Latest CFPB Supervisory Highlights reveals close look at auto finance
Last week, the Consumer Financial Protection Bureau (CFPB) released its latest Supervisory Highlights report. Officials said they found unfair, deceptive, and abusive acts or practices across many consumer financial products, including auto financing.
When getting into specific findings, the CFPB said some auto finance companies have originated contracts “above the real value of the car being purchased” and engaged in illegal collection practices while servicing these contracts.
The latest edition of the Supervisory Highlights report covers findings from CFPB supervisory examinations completed from last July to March.
“Today’s report furthers our efforts to highlight conduct that violates federal law, including the prohibition on abusive practices in consumer financial services,” CFPB director Rohit Chopra said in a news release. “The CFPB is also inspecting more financial data brokers engaged in consumer reporting, as well as nonbank entities using authorities that previously went unused.”
The bureau then elaborated about their findings within auto financing.
CFPB examiners said they discovered consumers were “misled” in marketing materials by auto finance companies about the quality of vehicle they were eligible for under the terms of a credit offer.
“The pictured cars were often significantly larger, more expensive, and newer than the advertised loan offers were good for,” the CFPB said.
Examiners also found multiple instances of unfair or abusive acts or practices by servicers, including:
—Charging fraudulent interest on inflated balances
The bureau indicated servicers charged interest on contracts based on “fraudulent representations” by dealers that the vehicle had options and enhancements that it did not actually have.
“When servicers identified discrepancies, they did not reduce the amount that consumers owed on the loan agreements and continued to charge interest tied to financing of the nonexistent options,” the CFPB said.

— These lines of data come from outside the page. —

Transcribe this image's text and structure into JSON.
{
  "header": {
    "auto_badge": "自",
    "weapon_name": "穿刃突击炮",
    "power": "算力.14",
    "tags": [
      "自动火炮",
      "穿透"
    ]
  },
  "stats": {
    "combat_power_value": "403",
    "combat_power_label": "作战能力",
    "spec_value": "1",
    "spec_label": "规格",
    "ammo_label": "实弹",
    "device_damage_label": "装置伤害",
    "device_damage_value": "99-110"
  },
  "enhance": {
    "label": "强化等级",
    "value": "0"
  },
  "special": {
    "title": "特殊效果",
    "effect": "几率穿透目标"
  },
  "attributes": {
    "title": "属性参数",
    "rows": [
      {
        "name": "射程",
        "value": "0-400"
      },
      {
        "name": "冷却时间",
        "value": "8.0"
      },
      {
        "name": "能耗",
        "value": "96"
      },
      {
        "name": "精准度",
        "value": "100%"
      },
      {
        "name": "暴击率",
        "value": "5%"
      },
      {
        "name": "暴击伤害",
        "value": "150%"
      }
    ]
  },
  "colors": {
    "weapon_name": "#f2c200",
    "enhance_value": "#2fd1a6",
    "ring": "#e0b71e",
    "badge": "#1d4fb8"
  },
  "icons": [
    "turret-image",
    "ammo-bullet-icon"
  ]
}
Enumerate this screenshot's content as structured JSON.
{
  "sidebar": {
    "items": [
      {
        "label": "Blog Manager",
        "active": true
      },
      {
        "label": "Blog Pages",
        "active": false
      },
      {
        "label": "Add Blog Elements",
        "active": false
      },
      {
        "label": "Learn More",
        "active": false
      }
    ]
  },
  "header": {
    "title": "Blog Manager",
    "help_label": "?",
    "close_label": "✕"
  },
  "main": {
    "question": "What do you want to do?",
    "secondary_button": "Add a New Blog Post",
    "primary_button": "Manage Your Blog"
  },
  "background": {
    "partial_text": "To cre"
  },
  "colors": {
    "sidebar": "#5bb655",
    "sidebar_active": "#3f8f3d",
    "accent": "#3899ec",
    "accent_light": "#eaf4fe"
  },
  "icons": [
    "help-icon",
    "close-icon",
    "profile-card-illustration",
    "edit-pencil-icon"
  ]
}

—Cancelling automatic payments without sufficient notice, leading to unavoidable late fees
The CFPB noticed servicers did not properly notify consumers that the final payment of an installment contract often had to be made manually to close out the balance.
The bureau said consumers “were surprised when they were hit with late fees even though they had automatically paid their balance for years.”
—Engaging in illegal collection practices after repossession
The bureau said servicers engaged in the practice of “blanket cross-collateralization” by accelerating and requiring payments from all consumers on unrelated debts, such as credit cards, before consumers could reclaim their repossessed vehicles.
“The CFPB has taken action against lenders that bury key details in loan origination and servicing, deliberately setting up consumers to fall into a cycle of debt, and also took action against an auto lender that employed shoddy debt collection and credit reporting practices that tarnished consumers’ credit reports,” officials said.
The CFPB reiterated that it issued a policy statement on abusive conduct earlier this year that explains the legal prohibition on abusive conduct in consumer financial markets.
The entire 36-page Supervisory Highlights report that also delves into debt collection, mortgages and small-dollar lending can be downloaded via this website.